M. François Lamy a jugé que la France était en retard dans ce domaine par rapport aux autres démocraties. Il a exprimé sa conviction que, s'il était possible de s'appuyer sur les exemples étrangers pour souligner la nécessité de réformes, il convenait néanmoins de définir un modèle de contrôle du Parlement sur les opérations extérieures qui corresponde aux traditions et à la culture politiques et institutionnelles propres à la France.

Le rapporteur pour avis a alors soumis à la Commission de la Défense une proposition d'observation prenant acte du rôle des forces prépositionnées pour la conduite d'opérations extérieures dans l'environnement des pays de stationnement, sous réserve de leur assentiment ; constatant que ces opérations constituent des missions différentes de celles aux fins desquelles les crédits ouverts par la loi de finances initiale sont votés et demandant au Gouvernement de l'informer sur les décisions de création de ces opérations, leurs objectifs et leurs durées ainsi que sur les effectifs requis et les moyens mis en _uvre, comme cela est généralement le cas pour les opérations conduites par les forces stationnées en métropole.

M. Jean-Claude Sandrier s'est assuré que les cas de figure envisagés par la proposition d'observation n'incluaient pas les opérations du type de celles en cours au Kosovo.

M. François Lamy a précisé que, pour permettre un contrôle efficace du Parlement sur les opérations extérieures, il était nécessaire de prendre en considération les opérations menées par les forces prépositionnées bien qu'elles n'engendrent pas de dépenses considérées comme des surcoûts.
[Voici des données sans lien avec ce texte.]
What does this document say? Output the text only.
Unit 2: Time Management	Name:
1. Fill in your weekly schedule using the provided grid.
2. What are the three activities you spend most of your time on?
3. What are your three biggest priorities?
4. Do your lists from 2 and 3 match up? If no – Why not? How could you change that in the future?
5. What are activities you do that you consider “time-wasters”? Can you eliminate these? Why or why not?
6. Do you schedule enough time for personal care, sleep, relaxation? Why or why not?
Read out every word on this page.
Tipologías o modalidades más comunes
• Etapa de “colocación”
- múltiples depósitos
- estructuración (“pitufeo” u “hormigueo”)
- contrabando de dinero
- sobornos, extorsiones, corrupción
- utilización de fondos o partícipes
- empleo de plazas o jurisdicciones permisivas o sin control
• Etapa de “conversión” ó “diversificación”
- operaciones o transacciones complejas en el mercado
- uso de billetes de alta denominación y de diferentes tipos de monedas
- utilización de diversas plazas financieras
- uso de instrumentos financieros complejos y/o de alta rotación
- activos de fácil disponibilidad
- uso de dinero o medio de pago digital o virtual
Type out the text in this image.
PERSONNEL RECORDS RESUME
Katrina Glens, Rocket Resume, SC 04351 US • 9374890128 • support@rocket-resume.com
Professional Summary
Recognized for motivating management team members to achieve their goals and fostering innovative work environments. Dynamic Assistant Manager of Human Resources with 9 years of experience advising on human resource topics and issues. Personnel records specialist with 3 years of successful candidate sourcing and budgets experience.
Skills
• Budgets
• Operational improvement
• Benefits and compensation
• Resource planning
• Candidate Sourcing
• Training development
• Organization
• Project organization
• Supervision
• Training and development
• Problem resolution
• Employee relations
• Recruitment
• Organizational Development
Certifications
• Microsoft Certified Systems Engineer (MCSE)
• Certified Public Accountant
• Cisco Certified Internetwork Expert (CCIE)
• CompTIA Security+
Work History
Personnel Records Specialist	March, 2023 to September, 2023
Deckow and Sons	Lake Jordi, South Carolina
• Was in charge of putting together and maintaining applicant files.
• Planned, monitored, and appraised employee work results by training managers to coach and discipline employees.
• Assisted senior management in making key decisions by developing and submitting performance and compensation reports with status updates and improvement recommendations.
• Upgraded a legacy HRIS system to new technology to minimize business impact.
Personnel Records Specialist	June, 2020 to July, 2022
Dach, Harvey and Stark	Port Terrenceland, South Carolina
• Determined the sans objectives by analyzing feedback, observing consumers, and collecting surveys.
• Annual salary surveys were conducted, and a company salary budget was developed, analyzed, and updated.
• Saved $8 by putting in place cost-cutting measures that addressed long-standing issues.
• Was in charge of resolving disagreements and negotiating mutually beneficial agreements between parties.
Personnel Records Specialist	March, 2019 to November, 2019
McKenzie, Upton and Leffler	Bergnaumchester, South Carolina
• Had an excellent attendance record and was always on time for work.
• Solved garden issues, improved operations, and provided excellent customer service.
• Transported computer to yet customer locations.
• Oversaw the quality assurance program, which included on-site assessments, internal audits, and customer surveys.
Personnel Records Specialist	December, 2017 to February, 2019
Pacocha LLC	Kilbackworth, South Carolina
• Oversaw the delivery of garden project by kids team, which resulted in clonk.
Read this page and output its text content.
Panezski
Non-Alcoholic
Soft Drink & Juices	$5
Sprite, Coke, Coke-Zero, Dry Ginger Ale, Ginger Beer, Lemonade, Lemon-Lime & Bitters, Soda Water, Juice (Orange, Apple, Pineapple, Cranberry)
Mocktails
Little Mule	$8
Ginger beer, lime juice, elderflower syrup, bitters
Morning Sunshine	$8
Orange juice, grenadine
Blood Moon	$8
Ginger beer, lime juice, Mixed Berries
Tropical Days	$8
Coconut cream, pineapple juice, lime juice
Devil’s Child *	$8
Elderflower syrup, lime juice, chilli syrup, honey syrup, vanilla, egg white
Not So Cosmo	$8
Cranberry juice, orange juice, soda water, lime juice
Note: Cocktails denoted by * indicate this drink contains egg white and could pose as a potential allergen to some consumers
La Commission a alors adopté la proposition d'observation présentée par le rapporteur pour avis.

Elle a ensuite émis un avis favorable à l'adoption du projet de loi de finances rectificative pour 1999, les membres du groupe communiste s'abstenant et ceux du groupe UDF votant contre.

Information relative à la Commission

La Commission a nommé M. André Vauchez rapporteur sur le projet de loi (n° 1867), adopté par le Sénat, relatif aux volontariats civils institués par l'article L. 111-2 du code du service national.